Under the Ordinance, an employer cannot discriminate or retaliate against employees for exercising or attempting to exercise their sick-time rights. The guidelines add additional specificity to the law’s anti-retaliation protections and explain that employers are prohibited from transferring, demoting, discharging, suspending, reducing hours, or directly threatening such actions when employees exercise protected rights. The guidelines also explain that actual or attempted participation in investigations or proceedings under the law, and otherwise exercising protected rights, are protected actions.
The guidelines provide other examples of retaliation:
- Considering sick-time use in performance reviews or setting wages.

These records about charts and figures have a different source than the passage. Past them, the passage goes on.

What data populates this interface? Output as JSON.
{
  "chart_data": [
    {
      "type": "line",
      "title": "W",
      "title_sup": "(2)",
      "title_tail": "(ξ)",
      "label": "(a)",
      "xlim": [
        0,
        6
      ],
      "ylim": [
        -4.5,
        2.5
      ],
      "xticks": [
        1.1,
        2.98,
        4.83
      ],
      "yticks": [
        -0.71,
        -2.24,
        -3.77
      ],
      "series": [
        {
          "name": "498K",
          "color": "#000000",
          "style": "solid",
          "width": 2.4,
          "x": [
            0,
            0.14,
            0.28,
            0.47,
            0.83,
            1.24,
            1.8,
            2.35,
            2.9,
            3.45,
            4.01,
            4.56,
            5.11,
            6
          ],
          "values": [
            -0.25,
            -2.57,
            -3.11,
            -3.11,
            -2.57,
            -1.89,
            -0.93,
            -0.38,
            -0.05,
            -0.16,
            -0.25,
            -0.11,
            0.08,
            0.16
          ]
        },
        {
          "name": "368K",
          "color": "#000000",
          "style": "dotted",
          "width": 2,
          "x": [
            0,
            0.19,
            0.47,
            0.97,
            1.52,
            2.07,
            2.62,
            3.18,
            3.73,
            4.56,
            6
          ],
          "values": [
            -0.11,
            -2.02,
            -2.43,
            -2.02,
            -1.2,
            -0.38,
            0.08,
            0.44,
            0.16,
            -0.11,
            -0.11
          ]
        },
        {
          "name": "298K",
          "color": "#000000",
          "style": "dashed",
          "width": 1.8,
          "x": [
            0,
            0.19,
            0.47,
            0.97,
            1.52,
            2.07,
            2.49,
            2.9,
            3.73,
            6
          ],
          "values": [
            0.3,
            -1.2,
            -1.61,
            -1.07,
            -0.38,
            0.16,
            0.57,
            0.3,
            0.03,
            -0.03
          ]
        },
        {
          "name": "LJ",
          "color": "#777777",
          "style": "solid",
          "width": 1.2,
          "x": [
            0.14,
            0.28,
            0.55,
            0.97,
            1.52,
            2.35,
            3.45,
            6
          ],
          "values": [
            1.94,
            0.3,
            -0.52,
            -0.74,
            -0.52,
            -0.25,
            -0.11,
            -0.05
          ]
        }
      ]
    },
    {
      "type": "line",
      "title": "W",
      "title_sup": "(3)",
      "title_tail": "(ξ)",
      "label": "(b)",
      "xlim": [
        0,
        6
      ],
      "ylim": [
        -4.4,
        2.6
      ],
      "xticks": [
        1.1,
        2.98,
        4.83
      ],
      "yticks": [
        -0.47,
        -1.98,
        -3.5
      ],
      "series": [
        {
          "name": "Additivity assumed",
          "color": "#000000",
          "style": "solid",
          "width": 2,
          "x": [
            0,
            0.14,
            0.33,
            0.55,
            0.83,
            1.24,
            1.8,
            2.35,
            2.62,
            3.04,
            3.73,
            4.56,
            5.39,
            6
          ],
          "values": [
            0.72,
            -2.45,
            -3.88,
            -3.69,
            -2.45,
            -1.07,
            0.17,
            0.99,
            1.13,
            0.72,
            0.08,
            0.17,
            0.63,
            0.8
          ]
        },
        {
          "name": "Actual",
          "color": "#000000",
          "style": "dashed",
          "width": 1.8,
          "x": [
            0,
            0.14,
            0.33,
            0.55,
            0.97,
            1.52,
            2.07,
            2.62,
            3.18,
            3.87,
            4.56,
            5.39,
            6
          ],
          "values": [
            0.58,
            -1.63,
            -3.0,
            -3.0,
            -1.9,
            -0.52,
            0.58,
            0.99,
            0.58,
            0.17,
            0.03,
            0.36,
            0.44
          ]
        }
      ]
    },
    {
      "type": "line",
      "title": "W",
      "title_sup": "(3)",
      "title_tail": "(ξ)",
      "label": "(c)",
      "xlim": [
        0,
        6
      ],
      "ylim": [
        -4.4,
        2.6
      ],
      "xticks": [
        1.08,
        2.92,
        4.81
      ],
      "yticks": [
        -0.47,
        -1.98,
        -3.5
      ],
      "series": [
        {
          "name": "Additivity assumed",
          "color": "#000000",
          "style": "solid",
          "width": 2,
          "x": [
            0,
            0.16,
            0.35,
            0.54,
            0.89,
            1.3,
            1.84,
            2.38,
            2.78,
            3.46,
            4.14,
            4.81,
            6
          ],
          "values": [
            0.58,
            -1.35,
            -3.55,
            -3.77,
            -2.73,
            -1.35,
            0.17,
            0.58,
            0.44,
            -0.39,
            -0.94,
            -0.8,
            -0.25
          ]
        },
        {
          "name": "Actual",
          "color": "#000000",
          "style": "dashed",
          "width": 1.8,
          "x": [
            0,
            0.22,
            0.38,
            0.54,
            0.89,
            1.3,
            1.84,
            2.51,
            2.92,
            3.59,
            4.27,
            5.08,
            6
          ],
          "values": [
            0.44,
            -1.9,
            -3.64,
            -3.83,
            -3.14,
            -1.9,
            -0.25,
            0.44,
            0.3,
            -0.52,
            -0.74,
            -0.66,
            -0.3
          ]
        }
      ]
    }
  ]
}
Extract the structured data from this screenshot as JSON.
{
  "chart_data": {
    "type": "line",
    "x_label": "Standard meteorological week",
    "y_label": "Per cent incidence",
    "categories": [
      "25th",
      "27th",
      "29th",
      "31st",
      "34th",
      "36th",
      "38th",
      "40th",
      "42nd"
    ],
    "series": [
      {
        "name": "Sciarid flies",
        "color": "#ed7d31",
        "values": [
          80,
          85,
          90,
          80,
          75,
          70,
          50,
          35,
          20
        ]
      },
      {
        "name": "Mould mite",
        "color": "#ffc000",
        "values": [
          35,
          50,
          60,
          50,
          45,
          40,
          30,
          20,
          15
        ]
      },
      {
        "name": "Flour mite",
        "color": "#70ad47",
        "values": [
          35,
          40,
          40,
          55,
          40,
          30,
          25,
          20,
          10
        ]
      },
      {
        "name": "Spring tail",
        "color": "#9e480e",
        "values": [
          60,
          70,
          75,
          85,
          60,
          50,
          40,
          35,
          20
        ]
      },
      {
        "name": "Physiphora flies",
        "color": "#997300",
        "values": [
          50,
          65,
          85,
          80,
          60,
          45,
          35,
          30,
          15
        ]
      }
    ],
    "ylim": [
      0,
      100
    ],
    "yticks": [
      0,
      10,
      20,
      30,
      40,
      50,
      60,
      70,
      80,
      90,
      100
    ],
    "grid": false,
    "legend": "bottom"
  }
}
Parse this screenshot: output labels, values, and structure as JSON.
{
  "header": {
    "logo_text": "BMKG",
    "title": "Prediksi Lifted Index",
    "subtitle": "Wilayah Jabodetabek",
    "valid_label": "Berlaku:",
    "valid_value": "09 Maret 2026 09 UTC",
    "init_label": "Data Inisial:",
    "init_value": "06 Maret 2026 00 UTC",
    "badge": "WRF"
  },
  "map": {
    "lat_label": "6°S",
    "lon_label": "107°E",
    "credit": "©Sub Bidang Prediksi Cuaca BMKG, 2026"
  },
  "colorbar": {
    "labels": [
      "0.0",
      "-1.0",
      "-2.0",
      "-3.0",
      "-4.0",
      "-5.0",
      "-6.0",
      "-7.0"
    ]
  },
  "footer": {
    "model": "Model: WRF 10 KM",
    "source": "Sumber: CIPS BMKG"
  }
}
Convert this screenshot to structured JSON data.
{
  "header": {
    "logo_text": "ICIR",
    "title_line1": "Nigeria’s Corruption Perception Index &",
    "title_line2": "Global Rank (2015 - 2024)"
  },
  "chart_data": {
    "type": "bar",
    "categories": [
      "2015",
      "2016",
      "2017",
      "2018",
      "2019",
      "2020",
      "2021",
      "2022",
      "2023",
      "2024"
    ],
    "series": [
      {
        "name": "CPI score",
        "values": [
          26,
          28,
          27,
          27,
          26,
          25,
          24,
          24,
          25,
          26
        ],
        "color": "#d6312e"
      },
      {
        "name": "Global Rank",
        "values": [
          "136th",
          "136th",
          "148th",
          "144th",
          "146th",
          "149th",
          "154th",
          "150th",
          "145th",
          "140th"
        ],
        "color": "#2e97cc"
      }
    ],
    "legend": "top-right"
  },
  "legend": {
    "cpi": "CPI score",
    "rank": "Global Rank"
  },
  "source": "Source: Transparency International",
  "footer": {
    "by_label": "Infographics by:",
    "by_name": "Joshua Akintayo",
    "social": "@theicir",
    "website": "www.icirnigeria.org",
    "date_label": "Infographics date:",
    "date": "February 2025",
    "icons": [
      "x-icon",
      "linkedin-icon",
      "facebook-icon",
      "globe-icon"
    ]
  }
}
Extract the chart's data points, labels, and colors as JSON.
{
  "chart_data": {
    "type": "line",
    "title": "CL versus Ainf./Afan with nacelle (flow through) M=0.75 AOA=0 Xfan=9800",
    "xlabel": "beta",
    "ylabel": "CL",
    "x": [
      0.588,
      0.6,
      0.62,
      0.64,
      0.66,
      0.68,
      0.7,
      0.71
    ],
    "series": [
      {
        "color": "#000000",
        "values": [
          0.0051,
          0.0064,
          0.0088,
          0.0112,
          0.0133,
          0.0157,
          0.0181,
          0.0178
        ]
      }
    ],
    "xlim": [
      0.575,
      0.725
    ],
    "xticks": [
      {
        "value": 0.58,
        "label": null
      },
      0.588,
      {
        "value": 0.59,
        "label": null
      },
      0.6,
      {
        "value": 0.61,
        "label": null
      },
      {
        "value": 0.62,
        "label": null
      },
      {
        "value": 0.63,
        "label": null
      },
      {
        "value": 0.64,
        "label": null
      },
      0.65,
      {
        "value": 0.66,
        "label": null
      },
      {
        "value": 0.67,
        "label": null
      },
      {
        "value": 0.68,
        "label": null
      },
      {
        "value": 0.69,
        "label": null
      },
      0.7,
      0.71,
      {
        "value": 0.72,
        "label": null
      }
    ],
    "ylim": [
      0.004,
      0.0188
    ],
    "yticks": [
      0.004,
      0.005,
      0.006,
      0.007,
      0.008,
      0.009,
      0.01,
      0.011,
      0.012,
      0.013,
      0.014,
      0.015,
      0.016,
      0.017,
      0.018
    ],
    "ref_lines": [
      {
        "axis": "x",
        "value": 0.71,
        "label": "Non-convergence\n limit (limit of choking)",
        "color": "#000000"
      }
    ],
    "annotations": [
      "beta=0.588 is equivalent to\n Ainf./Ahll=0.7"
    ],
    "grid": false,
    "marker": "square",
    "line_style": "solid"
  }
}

- Disciplining or terminating employees for sick time use.
- Reporting or threatening to report an employee or an employee’s family member to law enforcement in connection with sick-time use.
- Discouraging or denying sick-time requests.
The guidelines expressly note that the anti-retaliation protections do not prevent an employer from taking reasonable action (e.g., discipline) when an employee’s use of sick time is not for a covered purpose.
Finally, the guidelines expand upon a provision in the Ordinance that prohibits employers from counting sick time as an absence under any absence control policy that may lead to discipline or other adverse actions unless an employee does not provide proper notice to use sick leave. Specifically, the rules say employers cannot establish a point system in which employees receive points for using sick time and, after receiving a specific number of points, the employer terminates the employee.
What Can Employers Do To Prepare?
Employers can prepare by taking one or more of these actions:
- Review the Ordinance and guidelines to understand their obligations.
- Decide whether to adopt a separate paid sick leave bank or to ensure that their existing paid sick time, vacation, and/or PTO policies and procedures meet the Ordinance’s strict requirements regarding accrual, use, and conditions placed on leave.
- Decide whether they will use the regular calendar year for sick time or another 12-month period (and ensure employees know what year is being used).
- Prepare notices and determine whether they will be provided in a handbook or in other ways.
- Consider creating acknowledgment forms to guard against claims that notice was not provided.
- Ensure timekeeping, payroll, and benefits systems will enable them to comply with the law’s recordkeeping requirements.
- Ensure that the required notice is posted and provided to employees by March 15, 2020.
1 To learn about the Ordinance's requirements, see Mark T. Phillis and Allison R. Brown, Pittsburgh City Council Approves Amended Paid Sick Leave Bill, Littler Insight (Aug. 6, 2015).
2 See Mark Phillis and Sebastian Chilco, Pennsylvania Supreme Court Upholds Pittsburgh's Authority to Enact Paid Sick Leave Ordinance, Revives "Dead" Law, Littler ASAP (July 18, 2019).